List of processors used in this sample:

Processor

Comments

GetFile Reads content from the given file and generate as flowfile.
ReplaceText Replaces flowfile specific content with given replacement value.
UpdateAttribute Updates output file name in flowfile attribute.
PutFile Stores flowfile content in given output.


Input data used in this sample:

ID

NAME

AGE

ADDRESS

SALARY

1 Clinton 32 Arizona 2000.00
2 Harry 25 Arizona 1500.00
3 George 23 Los Angeles 2000.00
4 Michael 25 Texas 6500.00
5 Hardik 27 Arizona 8500.00
6 Jeny 22 Austin 4500.00


Workflow screenshot


Step 1: Configure GetFile processor

Drag and drop the GetFile processor to the canvas area. Configure Input directory and other required properties in configuration dialog as shown in the following screenshots.


Note: You must fill the value of required properties appear in bold. Other properties (not in bold) are considered optional.
Change “Run Schedule” field as per your requirement. For example, 1 day, 1 hour, 5 minutes, 30 seconds. In our sample, we set 1 day schedule.

Step 2: Configure ReplaceText processor

Add ReplaceText processor and configure the Search Value and Replacement Value property in configuration dialog as shown in the following screenshot.

Once configured, make connection between GetFile and ReplaceText with ‘Success’ relationship.

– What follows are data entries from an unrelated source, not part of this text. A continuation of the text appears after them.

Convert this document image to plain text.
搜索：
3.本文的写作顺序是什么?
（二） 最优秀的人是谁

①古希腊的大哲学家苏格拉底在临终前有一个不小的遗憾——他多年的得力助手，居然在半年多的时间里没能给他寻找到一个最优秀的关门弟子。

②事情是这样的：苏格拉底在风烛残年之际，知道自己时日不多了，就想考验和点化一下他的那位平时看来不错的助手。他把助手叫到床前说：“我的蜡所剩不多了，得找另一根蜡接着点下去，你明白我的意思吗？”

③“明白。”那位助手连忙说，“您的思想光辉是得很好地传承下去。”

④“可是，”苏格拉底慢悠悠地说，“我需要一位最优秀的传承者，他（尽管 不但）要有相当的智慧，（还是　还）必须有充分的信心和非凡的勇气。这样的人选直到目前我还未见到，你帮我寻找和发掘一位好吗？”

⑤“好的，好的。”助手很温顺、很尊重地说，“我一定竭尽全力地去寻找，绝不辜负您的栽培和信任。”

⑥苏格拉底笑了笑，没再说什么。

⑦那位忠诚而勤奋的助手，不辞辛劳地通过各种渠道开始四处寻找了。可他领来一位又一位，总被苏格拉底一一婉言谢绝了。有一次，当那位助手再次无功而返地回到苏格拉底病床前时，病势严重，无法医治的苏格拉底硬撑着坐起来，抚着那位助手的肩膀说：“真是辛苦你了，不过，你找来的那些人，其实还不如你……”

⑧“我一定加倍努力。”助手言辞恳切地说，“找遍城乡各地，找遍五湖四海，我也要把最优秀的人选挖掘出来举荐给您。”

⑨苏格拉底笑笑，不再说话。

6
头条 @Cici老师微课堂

Note: If you want to ignore failure relationship, auto terminate the failure relationship in configuration popup as shown in the following screenshot.

Step 3: Configure UpdateAttribute processor

Drag and drop the UpdateAttribute processor to the canvas area. UpdateAttribute processor can be used to store resultant flowfile with specific file name. Add new property ‘filename’ with required file name as a value in configure dialogue. Also make connection between ReplaceText and UpdateAttribute with ‘Success’ relationship.

Step 4: Configure PutFile processor

Add the PutFile processor and configure required property fields in configuration dialog. Once configured, auto terminate Success and Failure relationship.

Step 5: Starting workflow

Once all processors are configured, start the workflow. You can see the data flow through the processors.

Output data:

ID

NAME

AGE

ADDRESS

SALARY

1 Clinton 32 Florida 2000.00
2 Harry 25 Florida 1500.00
3 George 23 Los Angeles 2000.00
4 Michael 25 Texas 6500.00
5 Hardik 27 Florida 8500.00
6 Jeny 22 Austin 4500.00